Top with a small mandarin segment and sprinkle evenly with a thin layer of sugar all over. (I also added a tiny bit of vanilla salt for kicks.)
Bake for 20 - 25 minutes until golden brown on top.


  1. Leaf!! This recipe couldn't have come in a better time. Recently on my getaway trip to Mornington, we bought this truly sensational Mandarin Cake from the local market and ever since then I've been incredibly HOOKED on Mandarin flavoured cakes!! I keep saying I want to find a mandarin recipe to try so I can get around to baking my own. Talk abt coincidence. Or is this foodie fate? I prefer the latter hehe

    1. Heh, glad to be of service! You can make lovely mandarin cakes with almond meal, too, but I wanted to make mine a nut-free recipe for this occasion, just in case. :)

  2. These look amazing! Would never have thought to use mandarins! Yum!
    xx gee @

    1. Thanks! I find mandarins pretty good for baked goods. :)

  3. I love their stature. It's just like a muffin top with the bottom, and the top is the best bit of a muffin. Wasn't there a Seinfield episode about that?

  4. ^ I meant without the bottom! Whoops

    1. Haha yes, something like that! I also have vague recollections of that muffin top thing being referenced in some pop culture.

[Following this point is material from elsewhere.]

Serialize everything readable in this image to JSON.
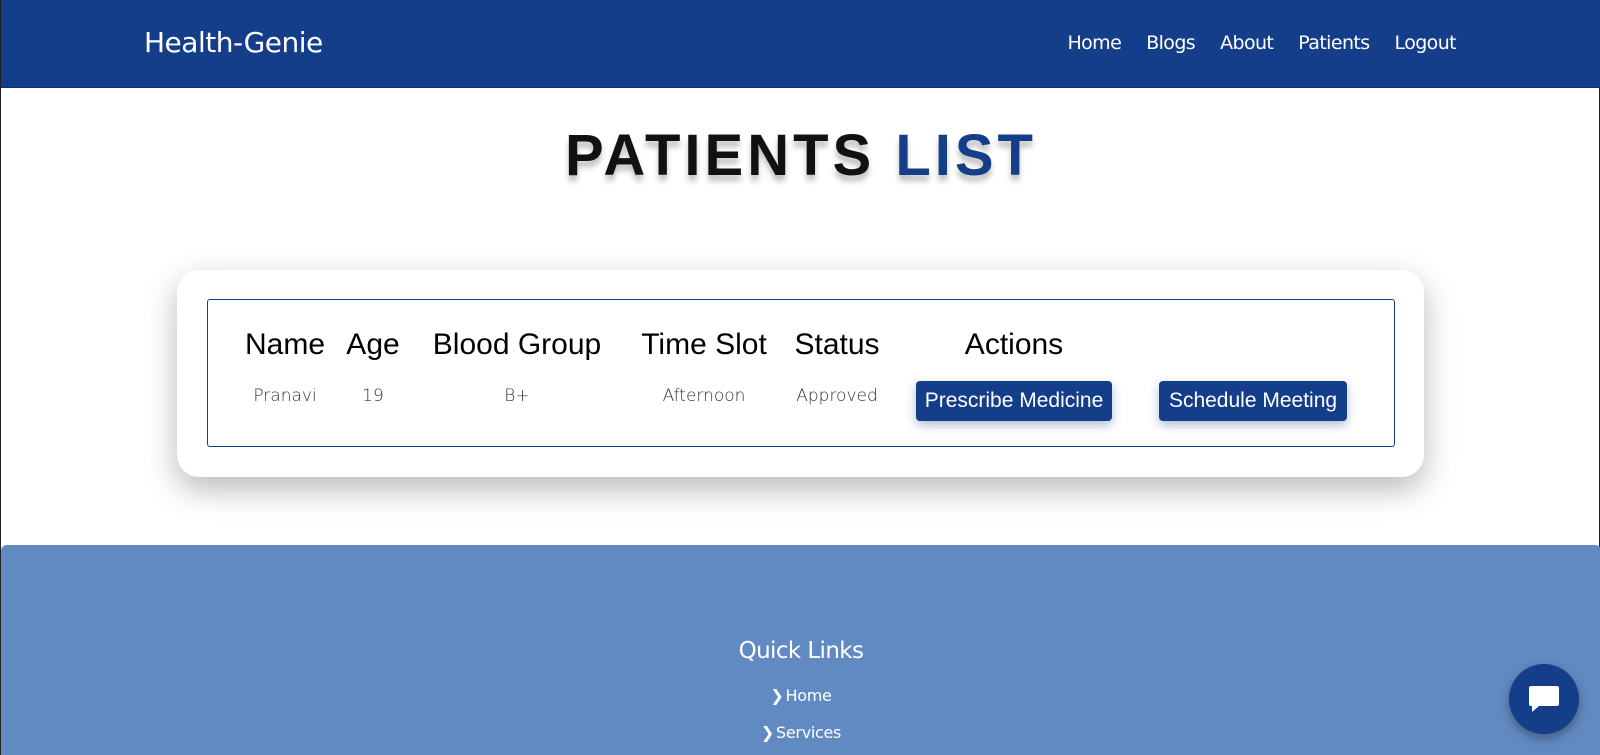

  5. Love it! They look so cute too :) Happiness in a mouthful (thats what she said :P)

  6. These are adorable. I'm intrigued that you don't boil the mandarins first, but simply blitz them. One day I want to try a whole-citrus cake recipe with lemons...

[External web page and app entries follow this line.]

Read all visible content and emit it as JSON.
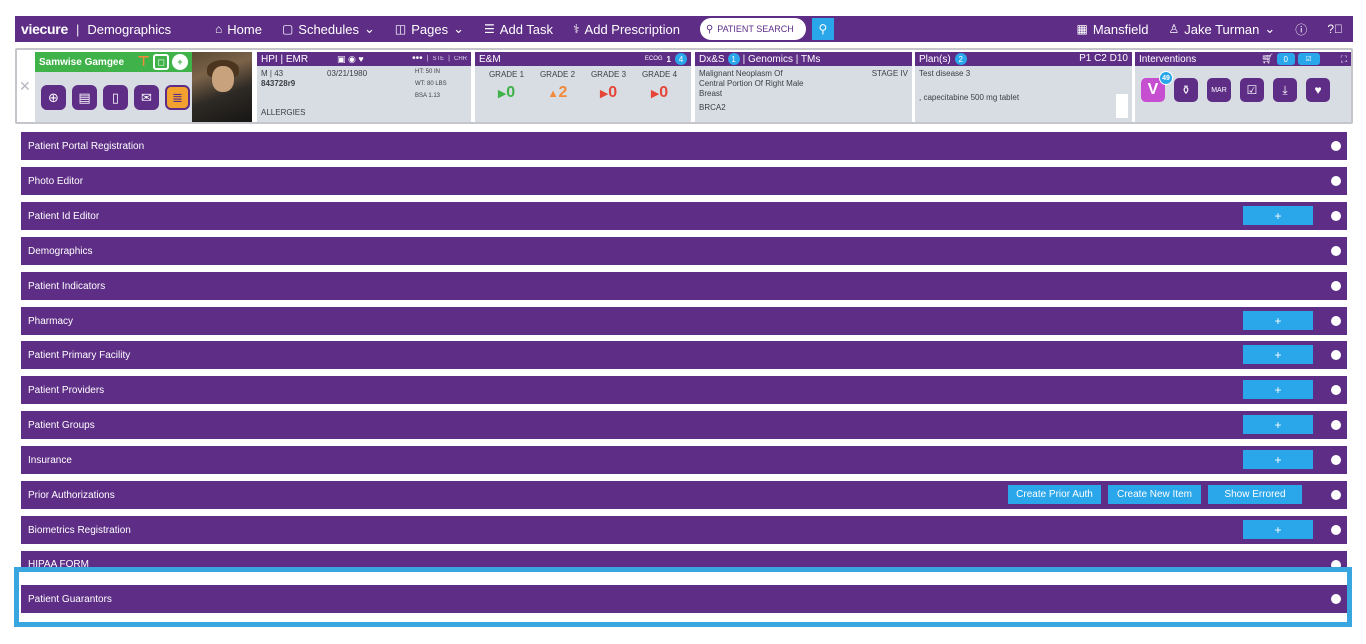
{
  "nav": {
    "brand": "viecure",
    "section": "Demographics",
    "items": [
      {
        "icon": "home-icon",
        "glyph": "⌂",
        "label": "Home"
      },
      {
        "icon": "calendar-icon",
        "glyph": "▢",
        "label": "Schedules",
        "caret": "⌄"
      },
      {
        "icon": "pages-icon",
        "glyph": "◫",
        "label": "Pages",
        "caret": "⌄"
      },
      {
        "icon": "task-list-icon",
        "glyph": "☰",
        "label": "Add Task"
      },
      {
        "icon": "prescription-icon",
        "glyph": "⚕",
        "label": "Add Prescription"
      }
    ],
    "search_placeholder": "PATIENT SEARCH",
    "location": "Mansfield",
    "user": "Jake Turman"
  },
  "patient": {
    "name": "Samwise Gamgee",
    "hpi_title": "HPI | EMR",
    "hpi_more": "•••",
    "ste": "STE",
    "chr": "CHR",
    "sex_age": "M | 43",
    "dob": "03/21/1980",
    "mrn": "843728r9",
    "height": "HT: 50 IN",
    "weight": "WT: 80 LBS",
    "bsa": "BSA 1.13",
    "allergies": "ALLERGIES",
    "em_title": "E&M",
    "ecog_label": "ECOG",
    "ecog_value": "1",
    "ecog_badge": "4",
    "grades": [
      {
        "label": "GRADE 1",
        "arrow": "▶",
        "value": "0",
        "tone": "green"
      },
      {
        "label": "GRADE 2",
        "arrow": "▲",
        "value": "2",
        "tone": "orange"
      },
      {
        "label": "GRADE 3",
        "arrow": "▶",
        "value": "0",
        "tone": "red"
      },
      {
        "label": "GRADE 4",
        "arrow": "▶",
        "value": "0",
        "tone": "red"
      }
    ],
    "dx_title_a": "Dx&S",
    "dx_badge": "1",
    "dx_title_b": "| Genomics | TMs",
    "dx_text_1": "Malignant Neoplasm Of",
    "dx_text_2": "Central Portion Of Right Male",
    "dx_text_3": "Breast",
    "dx_stage": "STAGE IV",
    "dx_gene": "BRCA2",
    "plan_title": "Plan(s)",
    "plan_badge": "2",
    "plan_cycle": "P1 C2 D10",
    "plan_line_1": "Test disease 3",
    "plan_line_2": ", capecitabine 500 mg tablet",
    "int_title": "Interventions",
    "int_cart_count": "0",
    "int_v_label": "V",
    "int_v_badge": "49"
  },
  "sections": [
    {
      "label": "Patient Portal Registration",
      "action": "none"
    },
    {
      "label": "Photo Editor",
      "action": "none"
    },
    {
      "label": "Patient Id Editor",
      "action": "plus"
    },
    {
      "label": "Demographics",
      "action": "none"
    },
    {
      "label": "Patient Indicators",
      "action": "none"
    },
    {
      "label": "Pharmacy",
      "action": "plus"
    },
    {
      "label": "Patient Primary Facility",
      "action": "plus"
    },
    {
      "label": "Patient Providers",
      "action": "plus"
    },
    {
      "label": "Patient Groups",
      "action": "plus"
    },
    {
      "label": "Insurance",
      "action": "plus"
    },
    {
      "label": "Prior Authorizations",
      "action": "buttons",
      "buttons": [
        "Create Prior Auth",
        "Create New Item",
        "Show Errored"
      ]
    },
    {
      "label": "Biometrics Registration",
      "action": "plus"
    },
    {
      "label": "HIPAA FORM",
      "action": "none"
    },
    {
      "label": "Patient Guarantors",
      "action": "none"
    }
  ],
  "plus_label": "+",
  "colors": {
    "primary": "#5e2d86",
    "accent": "#2aa6ea",
    "green": "#3fb34a",
    "highlight": "#3aa6e0"
  }
}
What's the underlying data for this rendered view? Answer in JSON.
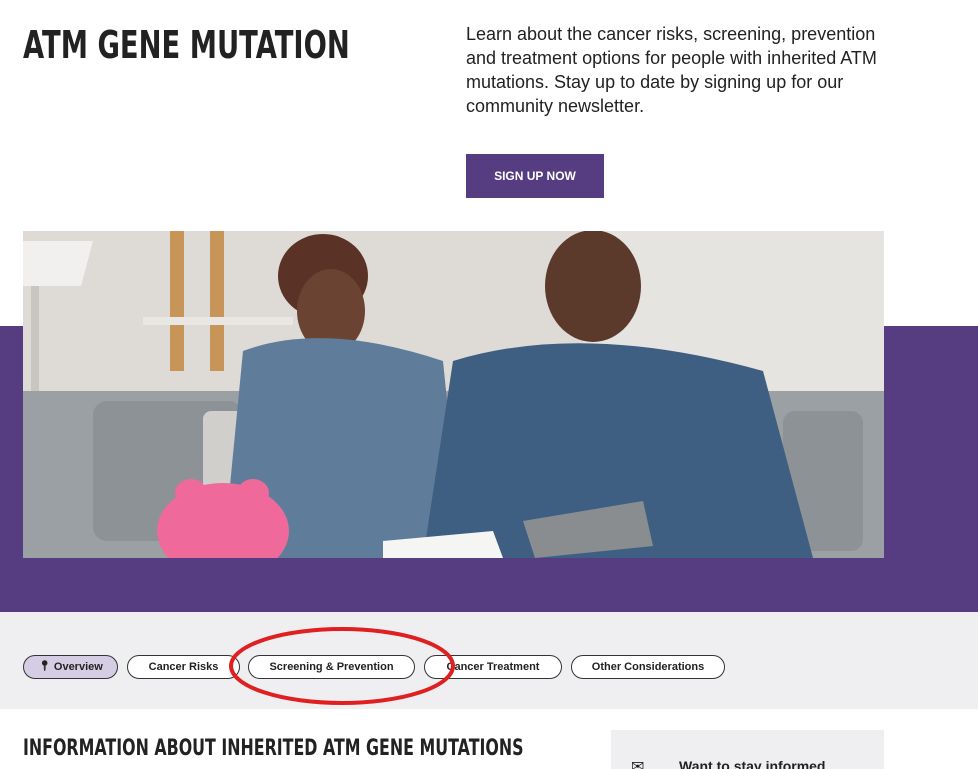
{
  "header": {
    "title": "ATM GENE MUTATION",
    "intro": "Learn about the cancer risks, screening, prevention and treatment options for people with inherited ATM mutations. Stay up to date by signing up for our community newsletter.",
    "signup_label": "SIGN UP NOW"
  },
  "hero": {
    "image_icon": "photo-couple-reviewing-finances"
  },
  "tabs": [
    {
      "label": "Overview",
      "icon": "pin-icon",
      "active": true
    },
    {
      "label": "Cancer Risks",
      "active": false
    },
    {
      "label": "Screening & Prevention",
      "active": false,
      "highlighted": true
    },
    {
      "label": "Cancer Treatment",
      "active": false
    },
    {
      "label": "Other Considerations",
      "active": false
    }
  ],
  "main": {
    "section_heading": "INFORMATION ABOUT INHERITED ATM GENE MUTATIONS"
  },
  "sidebar": {
    "card_icon": "envelope-signal-icon",
    "card_text": "Want to stay informed"
  },
  "colors": {
    "brand_purple": "#563d82",
    "active_tab": "#d4cde3",
    "tab_bar_bg": "#efeff1",
    "highlight_red": "#e02020"
  }
}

    1. I've got a mandarin cheesecake recipe from awhile ago which uses a similar method. I know many recipes boil them first but for the cakes I've made so far it has been fine with no boiling, perhaps because I use only a small amount of peel in proportion to the other ingredients. I reckon it also means more of the mandarin essential oils stay intact within the baked goods instead of disappearing into the boiling water, too. :)

  7. leaf, i'd have to say that MOST cakes taste loveliest when warm! i often zap a slice of cake in the microwave to make the crumb soft and fluffy again. yummm...i've never baked with mandarins, so this is intriguing to me.

    1. That is very true! I do tend to prefer most cakes whilst they're warm (perhaps with the exception of some types of cheesecakes). But this was so significantly better whilst warm, that I thought I should include a note about it! My colleagues seemed to still enjoy them at room temperature, though.

  8. These look so cute and delicious, mandarins are such a delicious citrus fruit, just like you I adore everything with citrus.

  9. Ooh I have a large supply of mandarins at home I have been working my way through, but these look delicious! I think I shall have to give them a try!